Thursday, September 26, 2013

consumer - debt collection - notice - debt disputed

Hillman v. NCO Financial Systems – ED Pa. – Sept. 25, 2013

Under the statute, a debt collector must send a consumer a written notice containing, inter alia,  a statement that if the consumer notifies the debt collector in writing within the thirty-day period that the debt, or any portion thereof, is disputed, the debt collector will obtain verification of the debt or a copy of a judgment against the consumer and a copy of such verification or judgment will be mailed to the consumer by the debt collector.  15 U.S.C. § 1692g(a)(4) (emphasis added).

In his allegations, plaintiff focuses on the fact that the sentence of the Letter that begins, “If you notify this office in writing within 30 days . . . .” fails to contain the words “that the debt, or any portion thereof, is disputed.”
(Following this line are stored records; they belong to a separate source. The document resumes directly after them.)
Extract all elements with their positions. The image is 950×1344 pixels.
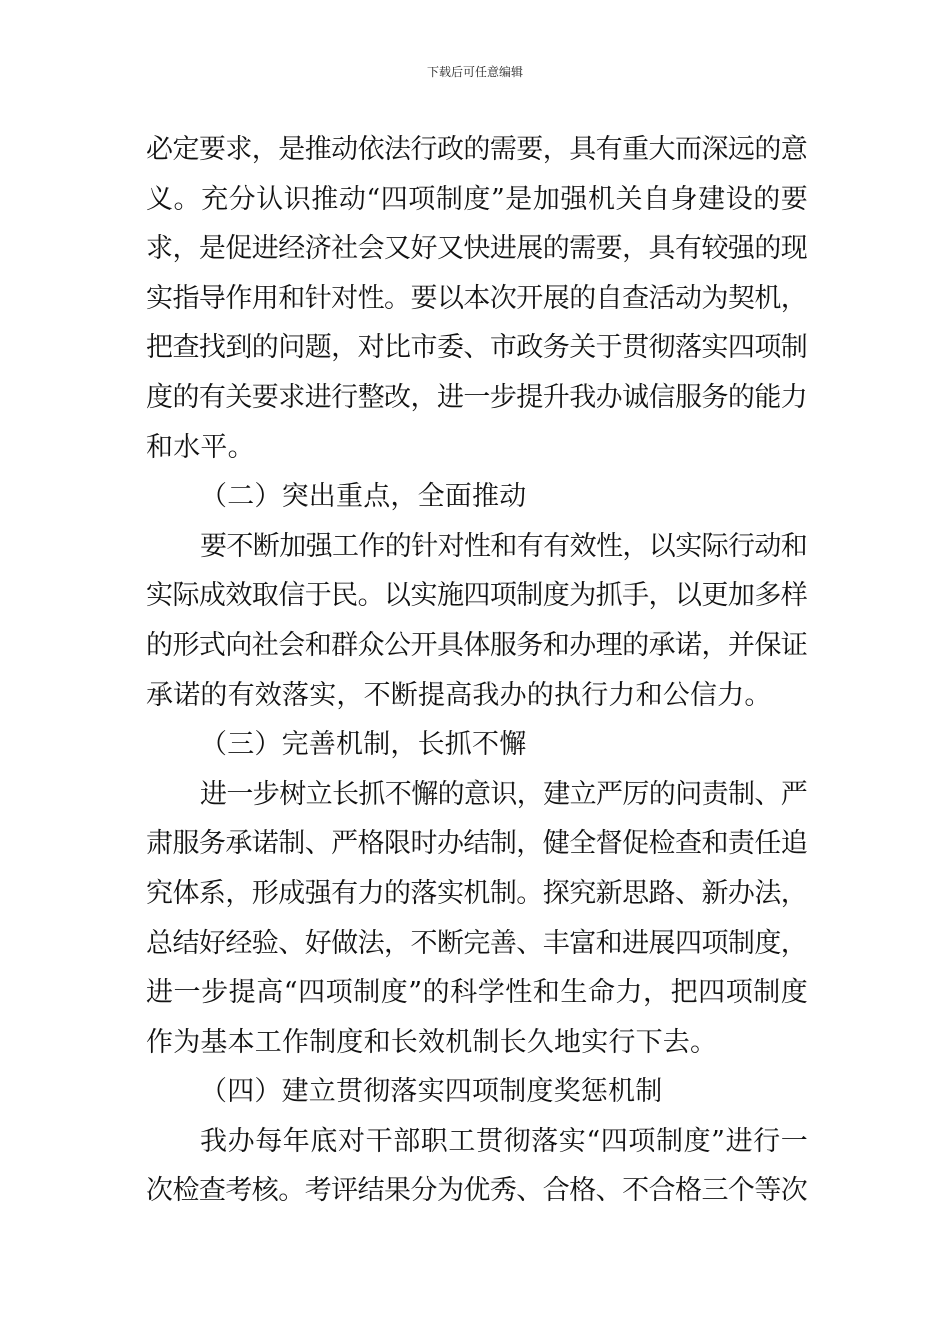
body-line: 进一步树立长抓不懈的意识，建立严厉的问责制、严 [200,778,808,810]
body-line: 和水平。 [146,431,255,463]
body-line: 我办每年底对干部职工贯彻落实“四项制度”进行一 [200,1125,809,1157]
body-line: 次检查考核。考评结果分为优秀、合格、不合格三个等次 [146,1175,808,1207]
body-line: 必定要求，是推动依法行政的需要，具有重大而深远的意 [146,134,808,165]
body-line: 要不断加强工作的针对性和有有效性，以实际行动和 [200,530,808,562]
body-line: 把查找到的问题，对比市委、市政务关于贯彻落实四项制 [146,332,808,364]
section-heading: （三）完善机制，长抓不懈 [200,729,527,761]
body-line: 总结好经验、好做法，不断完善、丰富和进展四项制度， [146,927,808,959]
body-line: 进一步提高“四项制度”的科学性和生命力，把四项制度 [146,977,809,1009]
section-heading: （二）突出重点，全面推动 [200,481,527,513]
body-line: 究体系，形成强有力的落实机制。探究新思路、新办法， [146,877,808,909]
body-line: 作为基本工作制度和长效机制长久地实行下去。 [146,1026,718,1058]
body-line: 承诺的有效落实，不断提高我办的执行力和公信力。 [146,679,772,711]
body-line: 实际成效取信于民。以实施四项制度为抓手，以更加多样 [146,580,808,612]
body-line: 义。充分认识推动“四项制度”是加强机关自身建设的要 [146,183,809,215]
body-line: 求，是促进经济社会又好又快进展的需要，具有较强的现 [146,233,808,265]
body-line: 的形式向社会和群众公开具体服务和办理的承诺，并保证 [146,629,808,661]
section-heading: （四）建立贯彻落实四项制度奖惩机制 [200,1076,663,1108]
page-header: 下载后可任意编辑 [426,65,523,79]
body-line: 度的有关要求进行整改，进一步提升我办诚信服务的能力 [146,381,808,413]
body-line: 肃服务承诺制、严格限时办结制，健全督促检查和责任追 [146,828,808,860]
document-body [146,125,808,1216]
body-line: 实指导作用和针对性。要以本次开展的自查活动为契机， [146,282,808,314]
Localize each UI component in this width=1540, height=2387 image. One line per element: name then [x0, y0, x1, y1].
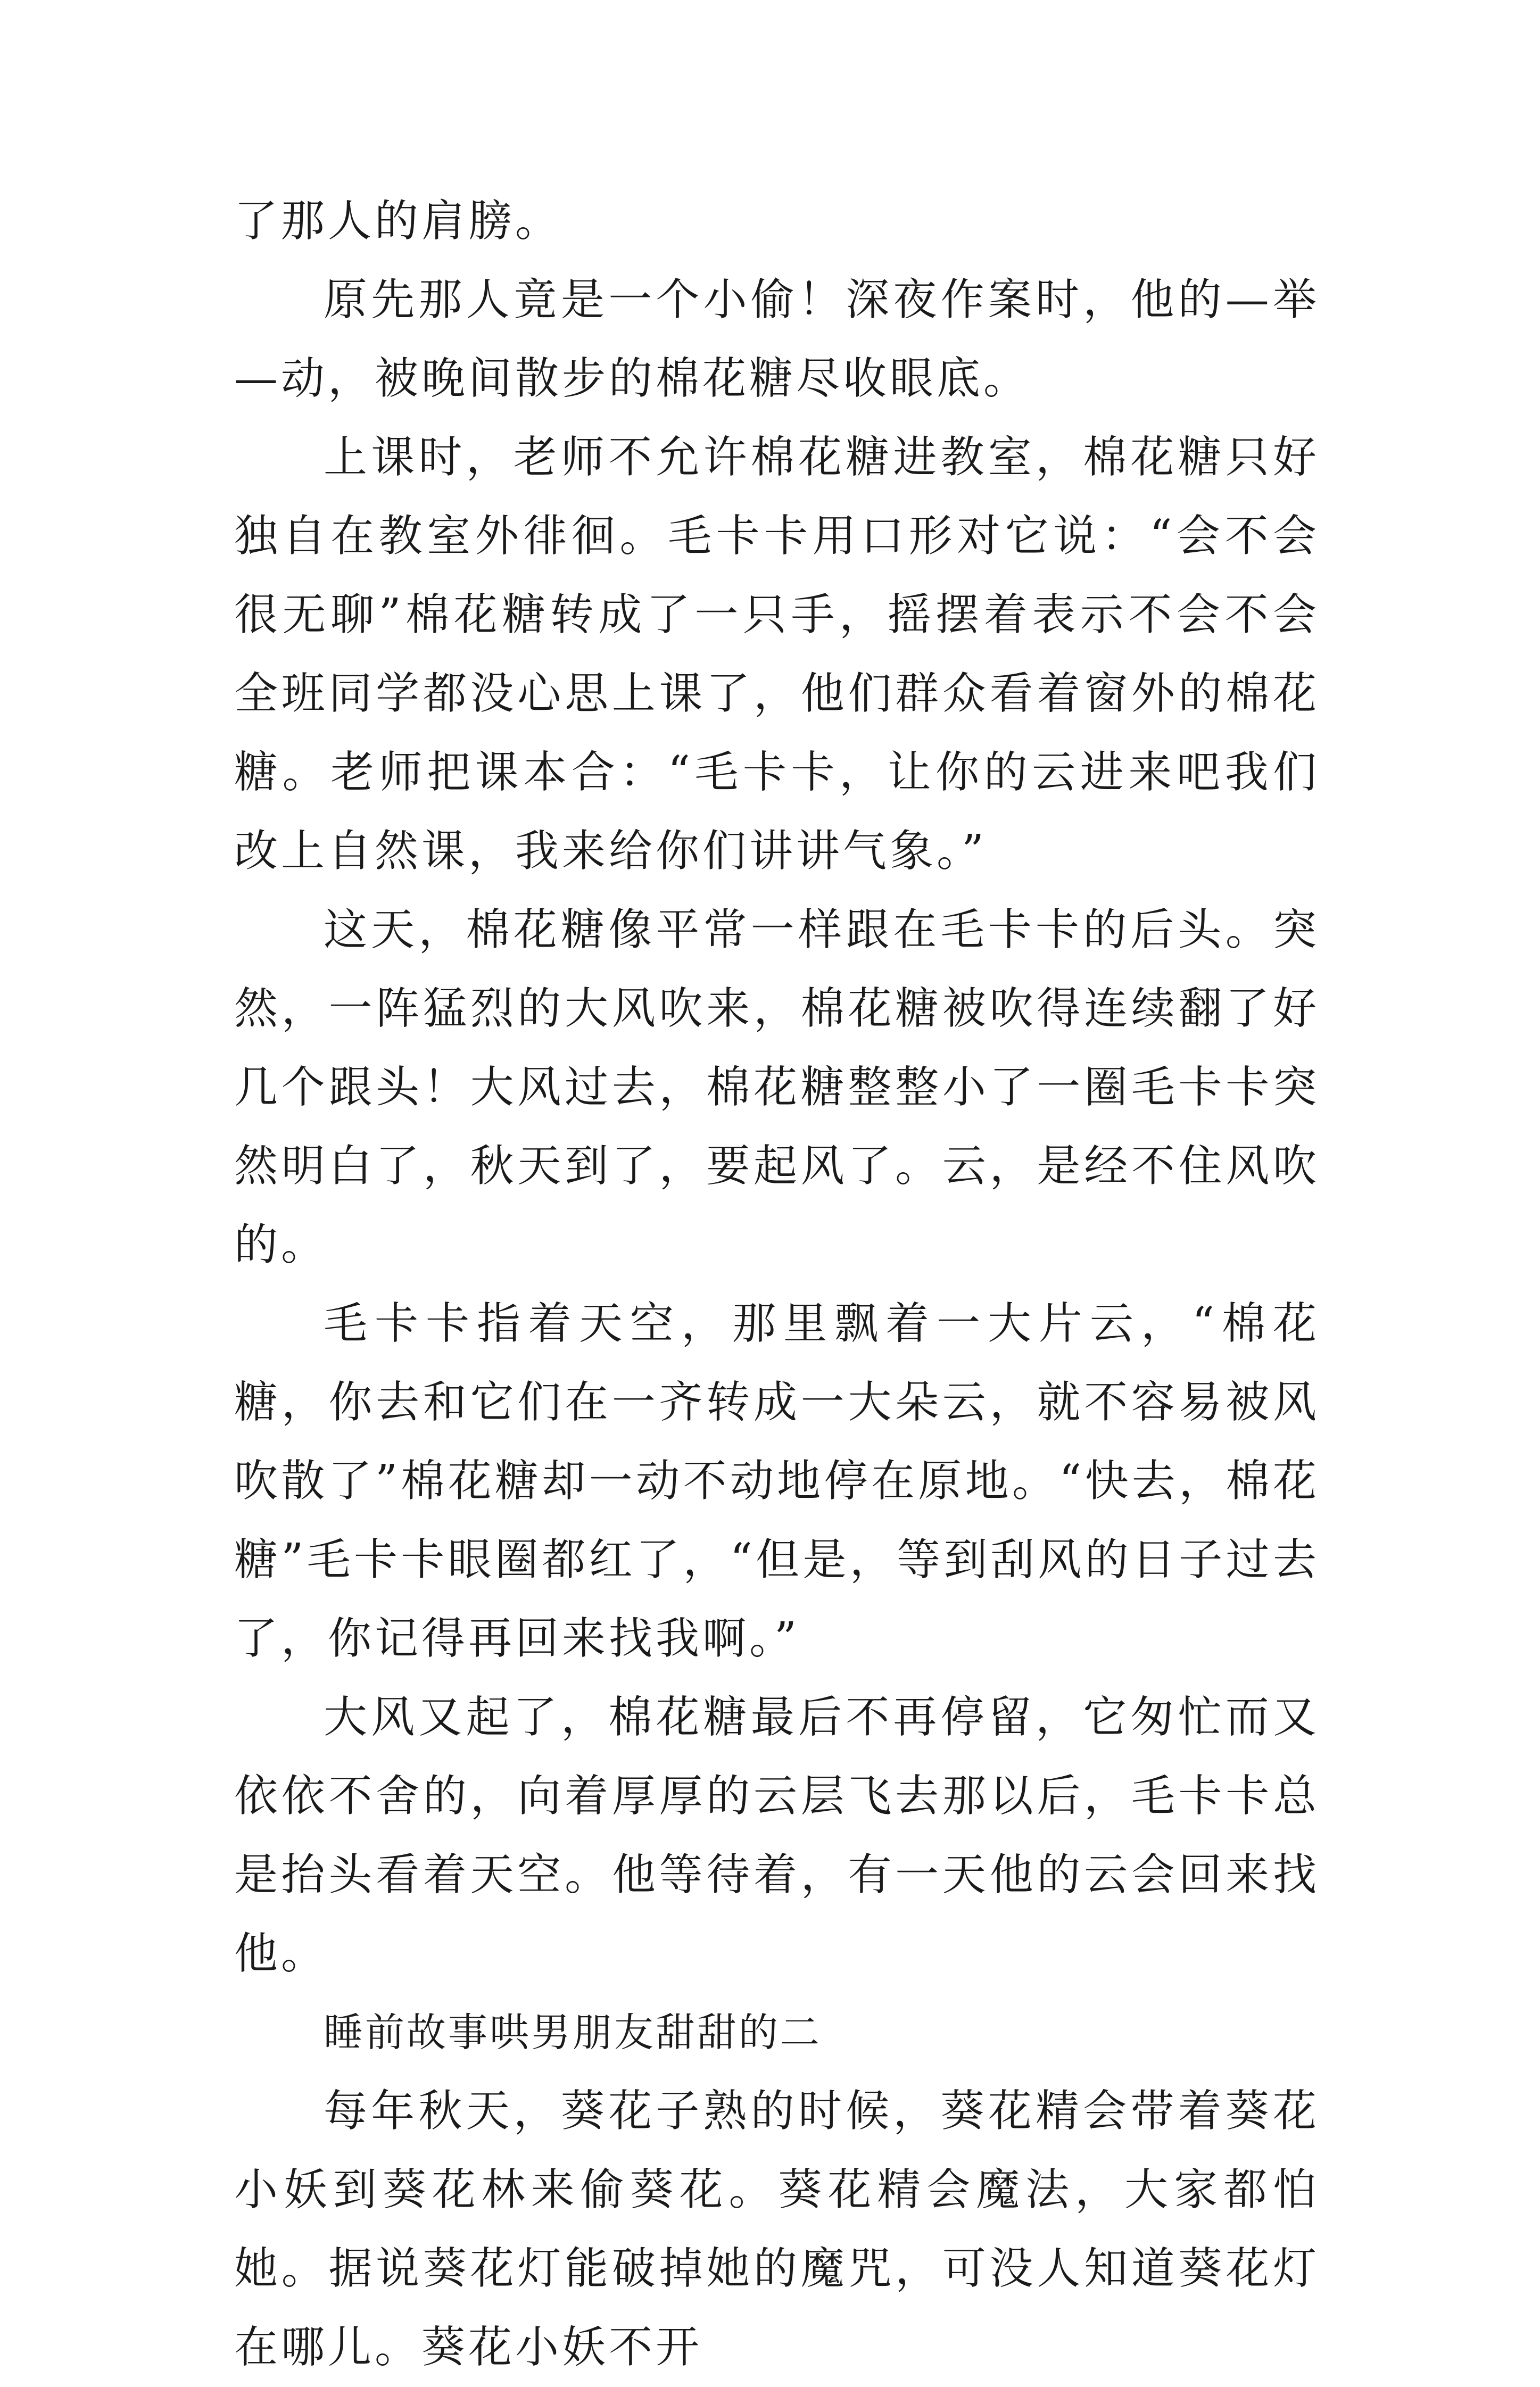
paragraph-1: 了那人的肩膀。 [234, 196, 562, 246]
paragraph-2: 原先那人竟是一个小偷！深夜作案时，他的—举—动，被晚间散步的棉花糖尽收眼底。 [234, 275, 1320, 404]
paragraph-5: 毛卡卡指着天空，那里飘着一大片云，“棉花糖，你去和它们在一齐转成一大朵云，就不容易被风吹散了”棉花糖却一动不动地停在原地。“快去，棉花糖”毛卡卡眼圈都红了，“但是，等到刮风的日子过去了，你记得再回来找我啊。” [234, 1298, 1320, 1664]
document-body [234, 182, 1320, 2387]
paragraph-7: 每年秋天，葵花子熟的时候，葵花精会带着葵花小妖到葵花林来偷葵花。葵花精会魔法，大家都怕她。据说葵花灯能破掉她的魔咒，可没人知道葵花灯在哪儿。葵花小妖不开 [234, 2086, 1320, 2373]
paragraph-3: 上课时，老师不允许棉花糖进教室，棉花糖只好独自在教室外徘徊。毛卡卡用口形对它说：“会不会很无聊”棉花糖转成了一只手，摇摆着表示不会不会全班同学都没心思上课了，他们群众看着窗外的棉花糖。老师把课本合：“毛卡卡，让你的云进来吧我们改上自然课，我来给你们讲讲气象。” [234, 432, 1320, 876]
section-heading: 睡前故事哄男朋友甜甜的二 [324, 2010, 822, 2056]
paragraph-4: 这天，棉花糖像平常一样跟在毛卡卡的后头。突然，一阵猛烈的大风吹来，棉花糖被吹得连续翻了好几个跟头！大风过去，棉花糖整整小了一圈毛卡卡突然明白了，秋天到了，要起风了。云，是经不住风吹的。 [234, 905, 1320, 1270]
paragraph-6: 大风又起了，棉花糖最后不再停留，它匆忙而又依依不舍的，向着厚厚的云层飞去那以后，毛卡卡总是抬头看着天空。他等待着，有一天他的云会回来找他。 [234, 1692, 1320, 1979]
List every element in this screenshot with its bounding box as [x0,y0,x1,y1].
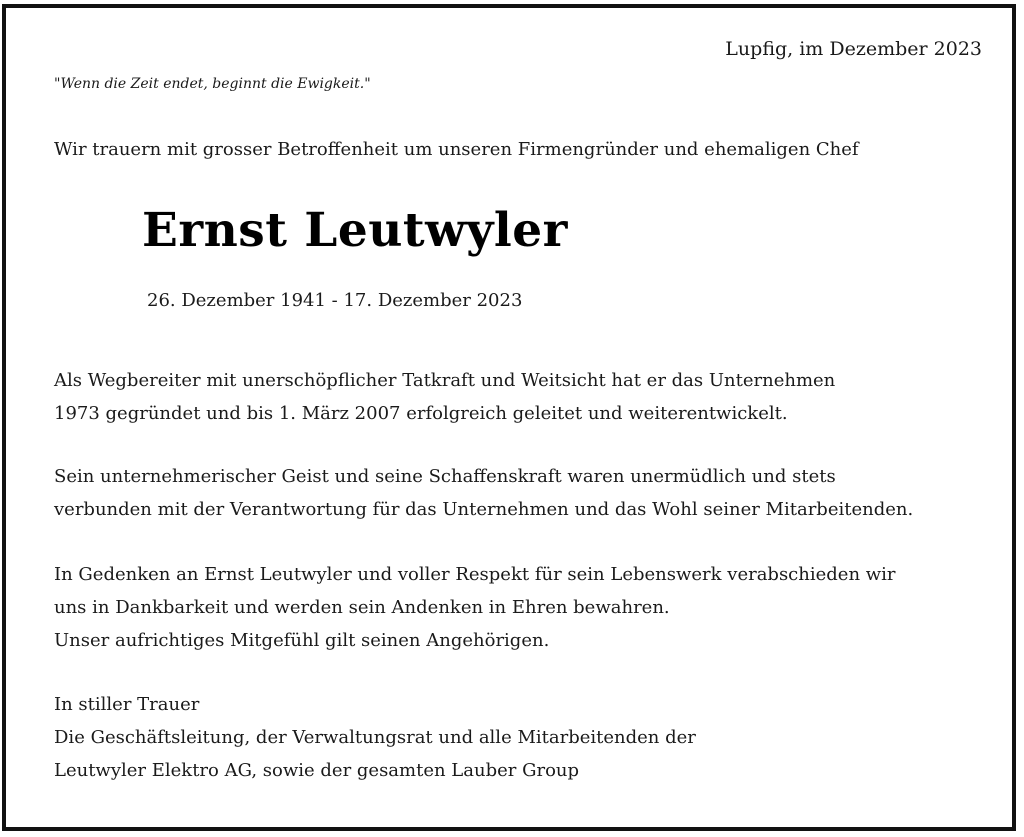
deceased-name: Ernst Leutwyler [142,203,568,258]
paragraph-achievements [54,364,835,430]
obituary-notice [2,4,1016,831]
paragraph-line: verbunden mit der Verantwortung für das Unternehmen und das Wohl seiner Mitarbeitenden. [54,499,914,520]
paragraph-line: Sein unternehmerischer Geist und seine Schaffenskraft waren unermüdlich und stets [54,466,836,487]
paragraph-line: In Gedenken an Ernst Leutwyler und voller Respekt für sein Lebenswerk verabschieden wir [54,564,896,585]
life-dates: 26. Dezember 1941 - 17. Dezember 2023 [147,290,523,311]
intro-text: Wir trauern mit grosser Betroffenheit um unseren Firmengründer und ehemaligen Chef [54,139,859,160]
paragraph-line: Unser aufrichtiges Mitgefühl gilt seinen Angehörigen. [54,630,550,651]
paragraph-remembrance [54,558,896,657]
signature-line: In stiller Trauer [54,694,200,715]
motto-quote: "Wenn die Zeit endet, beginnt die Ewigkeit." [54,76,371,92]
signature-line: Leutwyler Elektro AG, sowie der gesamten Lauber Group [54,760,580,781]
place-date: Lupfig, im Dezember 2023 [725,38,982,60]
paragraph-line: 1973 gegründet und bis 1. März 2007 erfolgreich geleitet und weiterentwickelt. [54,403,788,424]
paragraph-line: uns in Dankbarkeit und werden sein Andenken in Ehren bewahren. [54,597,670,618]
paragraph-character [54,460,913,526]
signature-line: Die Geschäftsleitung, der Verwaltungsrat und alle Mitarbeitenden der [54,727,696,748]
paragraph-line: Als Wegbereiter mit unerschöpflicher Tatkraft und Weitsicht hat er das Unternehmen [54,370,836,391]
signature-block [54,688,696,787]
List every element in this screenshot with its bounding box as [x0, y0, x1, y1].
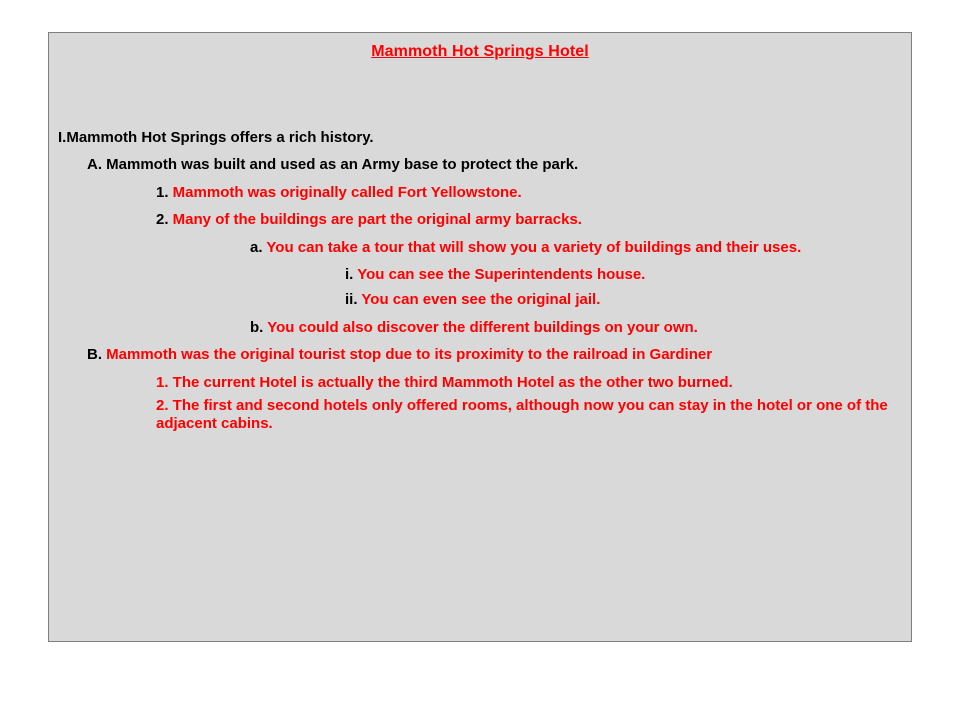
outline-item-A2a-ii-marker: ii. [345, 291, 358, 308]
outline-item-A2b-marker: b. [250, 319, 264, 336]
outline-item-A2-text: Many of the buildings are part the original army barracks. [168, 211, 582, 228]
outline-item-A1 [156, 181, 522, 204]
outline-item-I-text: I.Mammoth Hot Springs offers a rich history. [58, 129, 374, 146]
outline-item-A [87, 153, 578, 176]
outline-item-B1 [156, 371, 733, 394]
slide-content-box [48, 32, 912, 642]
outline-item-B-marker: B. [87, 346, 102, 363]
outline-item-A2b-text: You could also discover the different buildings on your own. [263, 319, 698, 336]
outline-item-B2-text: 2. The first and second hotels only offered rooms, although now you can stay in the hotel or one of the adjacent cabins. [156, 397, 888, 432]
outline-item-A1-marker: 1. [156, 184, 169, 201]
outline-item-A2a-ii-text: You can even see the original jail. [357, 291, 601, 308]
outline-item-A2a-marker: a. [250, 239, 263, 256]
outline-item-A2a-ii [345, 288, 600, 311]
outline-item-A2 [156, 208, 582, 231]
slide-title: Mammoth Hot Springs Hotel [371, 43, 589, 60]
outline-item-A2a-i [345, 263, 645, 286]
outline-item-A2-marker: 2. [156, 211, 169, 228]
outline-item-A2a [250, 236, 801, 259]
outline-item-A1-text: Mammoth was originally called Fort Yellowstone. [168, 184, 522, 201]
outline-item-B2 [156, 397, 916, 433]
outline-item-B-text: Mammoth was the original tourist stop due to its proximity to the railroad in Gardiner [102, 346, 713, 363]
outline-item-A-text: A. Mammoth was built and used as an Army base to protect the park. [87, 156, 579, 173]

The flaw in plaintiff’s argument is that a consumer, as a matter of law, does not specifically need to identify a dispute in writing, as plaintiff claims, to exercise the right to verification. “[U]nder the FDCPA, requesting verification is sufficient to trigger a debt collector’s verification obligations. ‘Dispute’ is a term of art in FDCPA parlance that means a request to verify the existence of a debt.” Gruber v. Creditors’ Protection Service, No. 12-cv-1243, 2013 WL 2072976, at *2 (E.D. Wis. May 14, 2013) (citing DeKoven v. Plaza Assocs., 599 F.3d 578, 582 (7th Cir. 2010)). Because the consumer need not include the actual word “dispute” in a request for verification, defendant’s failure to instruct the consumer to do so is inconsequential.